By David DeKok
HARRISBURG, Pa. (Reuters) - A state judge on Thursday ordered Pennsylvania Attorney General Kathleen Kane to turn over any documents she holds that might suggest the victims of convicted child sex offender Jerry Sandusky had a financial incentive to shade their testimony in his 2012 trial.
The order by Judge John Cleland came on the same day that a lawsuit was filed against Kane alleging she retaliated against the team that prosecuted the former Penn State assistant coach by leaking emails and secret grand jury information that embarrassed them.
Cleland ordered Kane to give Sandusky's current lawyer any documents she might have that show any of the former coach's victims had book deals, plans for civil damage lawsuits, lecture tour offers "or any other financial incentive to falsify testimony."
But in the same ruling, the judge denied permission to Sandusky's lawyer, Alexander Lindsay, to compel testimony from a list of potential witnesses he hoped could prove that his client was denied a fair trial.
Cleland ruled that Sandusky had not shown the "exceptional circumstances" required to conduct such discovery in support of post-conviction appeals.
"Counsel’s legal argument in support of his request for discovery ... appears to equate ‘exceptional,’ with ‘high profile,'" the judge wrote, referring the intense publicity that U.S. media afforded Sandusky's trial, conviction and sentencing to 30 to 60 years in prison.
Lindsay told Reuters that he wanted any documents that Sandusky's former defense attorneys could have used to impeach the credibility of the victims by suggesting they had a financial motive to testify in the way they did.
Of the ruling on the broader discovery request, he said, "It doesn’t cripple us."
The federal lawsuit against Kane was filed in Philadelphia on Thursday by former state police commissioner Frank Noonan, former Sandusky prosecutors Frank Fina, Richard A. Sheetz Jr., and E. Marc Constanzo, and Sandusky investigator Randy Feathers.

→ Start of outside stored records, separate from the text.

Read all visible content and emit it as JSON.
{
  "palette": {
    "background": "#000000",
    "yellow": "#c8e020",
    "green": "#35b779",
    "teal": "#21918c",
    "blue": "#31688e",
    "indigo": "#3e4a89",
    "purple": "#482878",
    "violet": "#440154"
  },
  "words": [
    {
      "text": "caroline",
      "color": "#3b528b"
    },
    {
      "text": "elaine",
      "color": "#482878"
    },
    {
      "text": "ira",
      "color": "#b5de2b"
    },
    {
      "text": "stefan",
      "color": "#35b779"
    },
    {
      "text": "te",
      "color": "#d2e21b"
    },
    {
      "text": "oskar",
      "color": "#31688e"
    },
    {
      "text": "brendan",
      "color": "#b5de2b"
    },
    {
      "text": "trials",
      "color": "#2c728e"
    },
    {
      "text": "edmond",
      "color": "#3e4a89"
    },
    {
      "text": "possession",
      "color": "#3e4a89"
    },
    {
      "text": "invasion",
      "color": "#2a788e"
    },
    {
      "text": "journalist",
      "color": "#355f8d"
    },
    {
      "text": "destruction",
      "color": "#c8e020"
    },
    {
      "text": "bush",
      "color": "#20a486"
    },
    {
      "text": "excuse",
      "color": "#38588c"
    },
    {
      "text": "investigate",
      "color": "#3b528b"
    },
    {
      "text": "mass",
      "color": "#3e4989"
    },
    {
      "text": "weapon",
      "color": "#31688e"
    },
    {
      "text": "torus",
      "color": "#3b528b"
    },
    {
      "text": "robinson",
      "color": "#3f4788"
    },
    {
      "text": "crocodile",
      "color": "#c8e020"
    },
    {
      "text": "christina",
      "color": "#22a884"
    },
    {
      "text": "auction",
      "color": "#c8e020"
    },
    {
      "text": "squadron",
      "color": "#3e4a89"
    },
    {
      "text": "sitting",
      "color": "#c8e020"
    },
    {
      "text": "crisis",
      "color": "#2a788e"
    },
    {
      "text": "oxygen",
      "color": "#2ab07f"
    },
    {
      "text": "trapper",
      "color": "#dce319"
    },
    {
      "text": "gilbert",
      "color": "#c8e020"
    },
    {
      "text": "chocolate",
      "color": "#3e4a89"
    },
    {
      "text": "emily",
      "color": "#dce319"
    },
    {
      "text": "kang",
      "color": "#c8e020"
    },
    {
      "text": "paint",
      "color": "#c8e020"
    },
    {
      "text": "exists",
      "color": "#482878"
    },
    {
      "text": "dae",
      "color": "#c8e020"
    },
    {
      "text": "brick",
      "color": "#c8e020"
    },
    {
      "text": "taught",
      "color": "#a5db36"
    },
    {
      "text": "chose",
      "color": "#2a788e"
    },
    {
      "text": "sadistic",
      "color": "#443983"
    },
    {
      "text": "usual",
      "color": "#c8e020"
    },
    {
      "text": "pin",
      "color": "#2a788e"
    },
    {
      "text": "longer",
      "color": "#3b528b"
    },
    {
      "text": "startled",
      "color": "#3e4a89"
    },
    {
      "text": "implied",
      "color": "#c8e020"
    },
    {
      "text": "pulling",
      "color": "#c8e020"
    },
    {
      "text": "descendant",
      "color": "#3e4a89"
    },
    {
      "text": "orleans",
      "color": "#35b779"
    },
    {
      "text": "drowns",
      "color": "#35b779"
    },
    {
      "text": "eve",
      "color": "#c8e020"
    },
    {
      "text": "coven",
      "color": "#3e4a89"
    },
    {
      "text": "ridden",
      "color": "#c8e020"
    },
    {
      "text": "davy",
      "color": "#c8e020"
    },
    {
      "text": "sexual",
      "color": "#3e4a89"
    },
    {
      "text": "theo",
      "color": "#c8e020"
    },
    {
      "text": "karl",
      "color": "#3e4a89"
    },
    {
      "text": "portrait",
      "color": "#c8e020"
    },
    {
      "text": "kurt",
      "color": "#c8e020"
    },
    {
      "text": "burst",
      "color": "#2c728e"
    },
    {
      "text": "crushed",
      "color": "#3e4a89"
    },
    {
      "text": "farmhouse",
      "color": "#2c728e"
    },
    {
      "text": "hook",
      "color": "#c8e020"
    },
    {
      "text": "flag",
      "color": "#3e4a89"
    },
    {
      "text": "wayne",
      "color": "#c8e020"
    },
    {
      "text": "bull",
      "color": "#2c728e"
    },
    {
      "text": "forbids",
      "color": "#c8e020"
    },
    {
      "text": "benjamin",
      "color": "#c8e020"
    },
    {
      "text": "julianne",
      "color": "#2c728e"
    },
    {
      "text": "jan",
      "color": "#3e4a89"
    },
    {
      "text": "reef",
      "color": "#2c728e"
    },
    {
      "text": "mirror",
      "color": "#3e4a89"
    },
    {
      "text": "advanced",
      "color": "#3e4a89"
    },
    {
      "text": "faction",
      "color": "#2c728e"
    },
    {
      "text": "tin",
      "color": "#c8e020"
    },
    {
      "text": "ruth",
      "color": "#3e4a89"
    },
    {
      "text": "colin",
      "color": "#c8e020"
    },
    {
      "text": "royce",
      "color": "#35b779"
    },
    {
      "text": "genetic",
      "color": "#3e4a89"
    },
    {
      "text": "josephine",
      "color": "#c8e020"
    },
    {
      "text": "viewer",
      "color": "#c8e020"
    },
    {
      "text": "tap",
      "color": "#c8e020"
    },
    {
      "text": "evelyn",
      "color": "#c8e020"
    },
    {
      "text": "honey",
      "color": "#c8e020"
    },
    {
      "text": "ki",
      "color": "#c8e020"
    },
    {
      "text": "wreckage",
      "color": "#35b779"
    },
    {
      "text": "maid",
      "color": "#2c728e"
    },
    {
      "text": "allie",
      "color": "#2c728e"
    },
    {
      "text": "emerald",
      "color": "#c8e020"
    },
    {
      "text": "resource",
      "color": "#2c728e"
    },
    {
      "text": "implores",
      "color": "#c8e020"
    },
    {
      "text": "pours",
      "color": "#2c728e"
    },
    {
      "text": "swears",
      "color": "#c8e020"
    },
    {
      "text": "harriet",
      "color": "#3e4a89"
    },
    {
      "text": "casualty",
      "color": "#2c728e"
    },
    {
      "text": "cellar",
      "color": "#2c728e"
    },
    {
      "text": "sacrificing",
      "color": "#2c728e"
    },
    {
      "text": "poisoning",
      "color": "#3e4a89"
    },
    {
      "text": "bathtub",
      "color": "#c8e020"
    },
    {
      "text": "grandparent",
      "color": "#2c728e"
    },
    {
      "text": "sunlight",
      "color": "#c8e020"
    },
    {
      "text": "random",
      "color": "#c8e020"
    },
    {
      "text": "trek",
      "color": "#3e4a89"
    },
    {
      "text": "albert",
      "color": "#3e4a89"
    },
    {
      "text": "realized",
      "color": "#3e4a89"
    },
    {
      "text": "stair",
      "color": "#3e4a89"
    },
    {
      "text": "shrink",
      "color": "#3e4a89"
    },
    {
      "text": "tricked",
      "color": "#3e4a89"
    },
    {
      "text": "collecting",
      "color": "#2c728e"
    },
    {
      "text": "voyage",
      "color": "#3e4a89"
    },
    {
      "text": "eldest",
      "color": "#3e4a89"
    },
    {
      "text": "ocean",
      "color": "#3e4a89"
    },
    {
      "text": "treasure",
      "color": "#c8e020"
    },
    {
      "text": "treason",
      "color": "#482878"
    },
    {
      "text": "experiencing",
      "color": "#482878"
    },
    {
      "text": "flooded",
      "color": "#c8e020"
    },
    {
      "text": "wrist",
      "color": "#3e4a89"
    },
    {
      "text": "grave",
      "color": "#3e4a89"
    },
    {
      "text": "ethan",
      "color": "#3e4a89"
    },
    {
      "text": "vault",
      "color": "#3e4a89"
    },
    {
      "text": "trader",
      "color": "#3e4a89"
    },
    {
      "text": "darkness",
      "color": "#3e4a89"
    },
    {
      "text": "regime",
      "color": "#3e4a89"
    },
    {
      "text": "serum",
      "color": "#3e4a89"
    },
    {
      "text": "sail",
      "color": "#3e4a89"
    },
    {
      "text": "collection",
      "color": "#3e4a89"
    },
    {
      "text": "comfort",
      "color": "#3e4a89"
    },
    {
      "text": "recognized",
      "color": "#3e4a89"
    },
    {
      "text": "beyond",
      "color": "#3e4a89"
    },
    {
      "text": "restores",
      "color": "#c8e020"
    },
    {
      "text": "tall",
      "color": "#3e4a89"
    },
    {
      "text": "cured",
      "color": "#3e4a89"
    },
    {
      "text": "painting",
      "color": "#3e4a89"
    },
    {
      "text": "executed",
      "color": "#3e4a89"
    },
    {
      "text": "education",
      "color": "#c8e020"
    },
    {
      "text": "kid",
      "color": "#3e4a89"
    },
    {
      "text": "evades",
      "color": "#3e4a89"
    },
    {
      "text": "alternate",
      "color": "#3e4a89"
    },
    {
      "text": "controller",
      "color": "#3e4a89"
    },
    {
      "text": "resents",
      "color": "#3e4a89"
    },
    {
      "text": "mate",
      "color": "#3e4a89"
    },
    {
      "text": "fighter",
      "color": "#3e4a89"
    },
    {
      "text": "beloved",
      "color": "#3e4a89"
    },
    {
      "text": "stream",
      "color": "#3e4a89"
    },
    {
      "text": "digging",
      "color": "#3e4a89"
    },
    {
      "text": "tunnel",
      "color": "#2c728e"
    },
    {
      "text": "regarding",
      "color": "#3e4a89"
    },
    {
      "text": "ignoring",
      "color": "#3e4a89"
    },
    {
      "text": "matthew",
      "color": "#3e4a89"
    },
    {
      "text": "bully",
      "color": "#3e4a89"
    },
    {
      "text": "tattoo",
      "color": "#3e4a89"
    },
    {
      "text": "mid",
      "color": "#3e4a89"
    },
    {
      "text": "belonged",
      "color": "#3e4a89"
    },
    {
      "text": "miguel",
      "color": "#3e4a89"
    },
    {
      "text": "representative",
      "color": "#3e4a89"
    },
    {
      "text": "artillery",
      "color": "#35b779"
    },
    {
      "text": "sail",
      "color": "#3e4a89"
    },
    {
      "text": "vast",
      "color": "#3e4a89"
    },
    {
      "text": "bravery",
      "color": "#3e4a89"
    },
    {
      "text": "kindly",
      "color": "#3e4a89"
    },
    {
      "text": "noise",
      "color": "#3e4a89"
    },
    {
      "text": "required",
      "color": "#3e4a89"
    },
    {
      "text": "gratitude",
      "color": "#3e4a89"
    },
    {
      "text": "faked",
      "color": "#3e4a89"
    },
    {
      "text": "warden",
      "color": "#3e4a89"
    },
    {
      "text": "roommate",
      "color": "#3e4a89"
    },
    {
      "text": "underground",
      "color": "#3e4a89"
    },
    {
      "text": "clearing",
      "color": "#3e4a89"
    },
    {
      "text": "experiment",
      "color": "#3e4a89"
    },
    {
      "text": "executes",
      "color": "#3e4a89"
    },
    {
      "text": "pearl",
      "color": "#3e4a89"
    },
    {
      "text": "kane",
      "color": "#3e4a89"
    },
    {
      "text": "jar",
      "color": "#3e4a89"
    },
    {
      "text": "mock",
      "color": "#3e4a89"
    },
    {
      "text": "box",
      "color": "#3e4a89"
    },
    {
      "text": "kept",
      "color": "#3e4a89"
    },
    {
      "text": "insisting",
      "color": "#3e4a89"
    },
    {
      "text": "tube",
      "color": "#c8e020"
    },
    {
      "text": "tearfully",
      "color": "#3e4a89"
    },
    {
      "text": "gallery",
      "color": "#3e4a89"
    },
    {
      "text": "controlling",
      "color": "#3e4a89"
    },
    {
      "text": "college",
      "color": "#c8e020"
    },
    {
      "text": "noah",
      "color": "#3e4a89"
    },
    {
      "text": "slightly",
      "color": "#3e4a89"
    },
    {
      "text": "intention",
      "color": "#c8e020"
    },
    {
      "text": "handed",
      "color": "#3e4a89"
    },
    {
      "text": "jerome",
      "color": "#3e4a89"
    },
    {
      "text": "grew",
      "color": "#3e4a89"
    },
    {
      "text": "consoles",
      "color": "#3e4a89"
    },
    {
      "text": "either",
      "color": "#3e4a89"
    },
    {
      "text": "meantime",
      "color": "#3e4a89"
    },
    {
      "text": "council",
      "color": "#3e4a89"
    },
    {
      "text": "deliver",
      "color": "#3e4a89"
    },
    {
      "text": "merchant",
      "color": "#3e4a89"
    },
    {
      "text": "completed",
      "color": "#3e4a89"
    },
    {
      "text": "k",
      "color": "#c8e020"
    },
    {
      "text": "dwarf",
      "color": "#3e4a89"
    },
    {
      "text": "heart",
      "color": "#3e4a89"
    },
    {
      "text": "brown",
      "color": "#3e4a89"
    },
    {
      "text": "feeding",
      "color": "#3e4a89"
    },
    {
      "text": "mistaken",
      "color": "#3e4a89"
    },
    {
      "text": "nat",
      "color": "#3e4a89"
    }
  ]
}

They accuse Kane of using the power of her office to retaliate against them when they publicly defended themselves against her accusations that they had leaked secret information
from a grand jury deliberations over the Sandusky allegations.
Her retaliation, according to court papers, includes her release of e-mails sent by the officials that were offensive and off-color but not illegal, as well as information from a separate grand jury deliberation.
Kane sought to make it look like Fina and Costanzo had improperly terminated a corruption investigation of the former head of the Philadelphia NAACP, the lawsuit alleges.
Chuck Ardo, a spokesman for Kane, said she has not yet read the lawsuit but would “defend herself vigorously.”